Só algum tempo depois de Ruggero ter deixado a sala, consegui me recompor o
suficiente para dizer que estava cansada e que queria dormir.
Estava presa numa espécie de transe, minha mente não conseguia se concentrar em nada.
Nada além do sorriso de Ruggero.
Como permiti que isso acontecesse?
Por que não fui embora naquela manhã em que discutimos? Por quê?
Eu não podia me apaixonar por ele, por razões que eu conhecia bem.
Como eu poderia me apaixonar se logo iria embora e nunca mais o veria?
E eu iria embora, de uma forma ou de outra. Como permiti que a enrascada na qual me meti aumentasse ainda mais?

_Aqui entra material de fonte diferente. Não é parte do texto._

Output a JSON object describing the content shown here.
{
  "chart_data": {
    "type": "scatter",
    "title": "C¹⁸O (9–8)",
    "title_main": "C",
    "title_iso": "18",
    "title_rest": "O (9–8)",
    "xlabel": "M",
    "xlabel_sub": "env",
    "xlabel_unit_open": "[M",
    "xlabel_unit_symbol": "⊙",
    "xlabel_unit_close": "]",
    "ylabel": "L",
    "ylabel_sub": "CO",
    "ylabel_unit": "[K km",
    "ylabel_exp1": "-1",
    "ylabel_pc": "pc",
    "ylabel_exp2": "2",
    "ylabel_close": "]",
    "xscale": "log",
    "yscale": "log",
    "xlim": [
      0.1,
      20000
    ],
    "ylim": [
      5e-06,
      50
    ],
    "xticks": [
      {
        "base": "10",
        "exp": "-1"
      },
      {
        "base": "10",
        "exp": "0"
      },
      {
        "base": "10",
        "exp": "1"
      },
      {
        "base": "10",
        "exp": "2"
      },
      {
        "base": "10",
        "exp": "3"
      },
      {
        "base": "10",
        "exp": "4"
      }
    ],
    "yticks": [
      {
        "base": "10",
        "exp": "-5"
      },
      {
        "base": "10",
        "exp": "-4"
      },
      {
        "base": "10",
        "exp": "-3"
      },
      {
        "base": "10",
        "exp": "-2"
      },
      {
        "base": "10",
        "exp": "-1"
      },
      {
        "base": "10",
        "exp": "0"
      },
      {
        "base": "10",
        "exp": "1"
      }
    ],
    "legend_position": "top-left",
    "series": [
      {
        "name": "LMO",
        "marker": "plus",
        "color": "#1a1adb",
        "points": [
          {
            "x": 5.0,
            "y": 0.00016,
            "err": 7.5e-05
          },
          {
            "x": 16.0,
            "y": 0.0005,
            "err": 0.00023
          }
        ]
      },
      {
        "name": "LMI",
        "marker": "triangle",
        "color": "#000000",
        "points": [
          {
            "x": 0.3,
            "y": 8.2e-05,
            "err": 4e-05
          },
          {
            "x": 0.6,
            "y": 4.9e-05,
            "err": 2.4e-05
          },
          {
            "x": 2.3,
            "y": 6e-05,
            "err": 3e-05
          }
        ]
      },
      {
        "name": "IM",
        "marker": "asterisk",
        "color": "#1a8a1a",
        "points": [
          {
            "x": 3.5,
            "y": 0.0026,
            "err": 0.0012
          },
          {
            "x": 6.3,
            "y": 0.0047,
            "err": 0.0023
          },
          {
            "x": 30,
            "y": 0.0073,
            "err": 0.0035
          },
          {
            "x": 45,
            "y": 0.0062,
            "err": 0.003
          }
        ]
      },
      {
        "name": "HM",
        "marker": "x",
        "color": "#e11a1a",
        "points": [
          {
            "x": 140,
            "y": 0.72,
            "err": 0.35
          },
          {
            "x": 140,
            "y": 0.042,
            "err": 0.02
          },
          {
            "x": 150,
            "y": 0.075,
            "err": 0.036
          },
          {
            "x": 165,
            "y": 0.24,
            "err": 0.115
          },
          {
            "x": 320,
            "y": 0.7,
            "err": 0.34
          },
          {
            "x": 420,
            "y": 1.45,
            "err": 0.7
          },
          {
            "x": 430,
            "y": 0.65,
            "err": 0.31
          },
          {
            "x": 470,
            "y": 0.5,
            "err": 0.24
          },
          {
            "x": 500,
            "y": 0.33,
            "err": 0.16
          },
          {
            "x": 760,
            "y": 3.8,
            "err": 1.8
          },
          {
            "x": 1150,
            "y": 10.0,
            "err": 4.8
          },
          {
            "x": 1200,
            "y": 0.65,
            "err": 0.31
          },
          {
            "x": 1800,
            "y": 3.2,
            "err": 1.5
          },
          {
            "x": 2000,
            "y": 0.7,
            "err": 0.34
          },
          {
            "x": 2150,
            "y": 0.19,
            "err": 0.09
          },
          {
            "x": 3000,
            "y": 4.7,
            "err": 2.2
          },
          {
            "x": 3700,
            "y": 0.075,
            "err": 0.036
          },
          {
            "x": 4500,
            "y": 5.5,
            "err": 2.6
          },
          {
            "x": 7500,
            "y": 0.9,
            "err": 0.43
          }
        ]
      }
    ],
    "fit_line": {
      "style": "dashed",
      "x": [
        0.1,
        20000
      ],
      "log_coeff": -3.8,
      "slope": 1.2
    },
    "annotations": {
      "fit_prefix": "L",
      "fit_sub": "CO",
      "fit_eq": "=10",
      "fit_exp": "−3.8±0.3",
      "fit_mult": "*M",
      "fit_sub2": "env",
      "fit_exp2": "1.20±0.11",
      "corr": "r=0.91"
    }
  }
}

Ruggero era diferente dos caras que eu conhecia, sempre tão educado e atencioso, mas assim eram todos os homens daquele século.
Alguma coisa naqueles olhos castanhos me fizeram confiar nele, aceitar sua ajuda, querer falar com ele e... querer tocá-lo de forma nada educada!
Um tremendo erro!
Um erro que depois me machucaria muito. Precisaria ser cuidadosa e evitar
ficar sozinha com Ruggero.
E precisaria, acima de tudo, manter minhas mãos bem longe dele!
Nesse momento, meu celular vibrou, só então me dei conta de que já estava em meu quarto.
Por um breve segundo, me perguntei como aquilo funcionava.
Como ainda tinha bateria, como captava o sinal, como funcionava apenas para receber mensagens ou ligação e nunca para o meu uso?
Apertei a tela e lá estava outra mensagem.
Dessa vez, não me assustei tanto.
Fase um: completa.
Fiquei confusa. Imaginei que a mensagem seria enviada quando eu tivesse acertado o alvo, me guiando para o caminho certo.
Tipo tá frio, agora tá quente, quente, quente, pelando... Mas eu estive na vila pela manhã e a mensagem só chegou no final da noite.
Eu não sabia o que pensar.
Só sabia que tinha dado um passo na direção de casa, havia feito alguma coisa certa e que logo voltaria.
Uma sensação muito desagradável na boca do estômago me atingiu.
Não pensei mais nisso.
Fui para a cama, ainda atordoada, e tentei muito não pensar em Ruggero.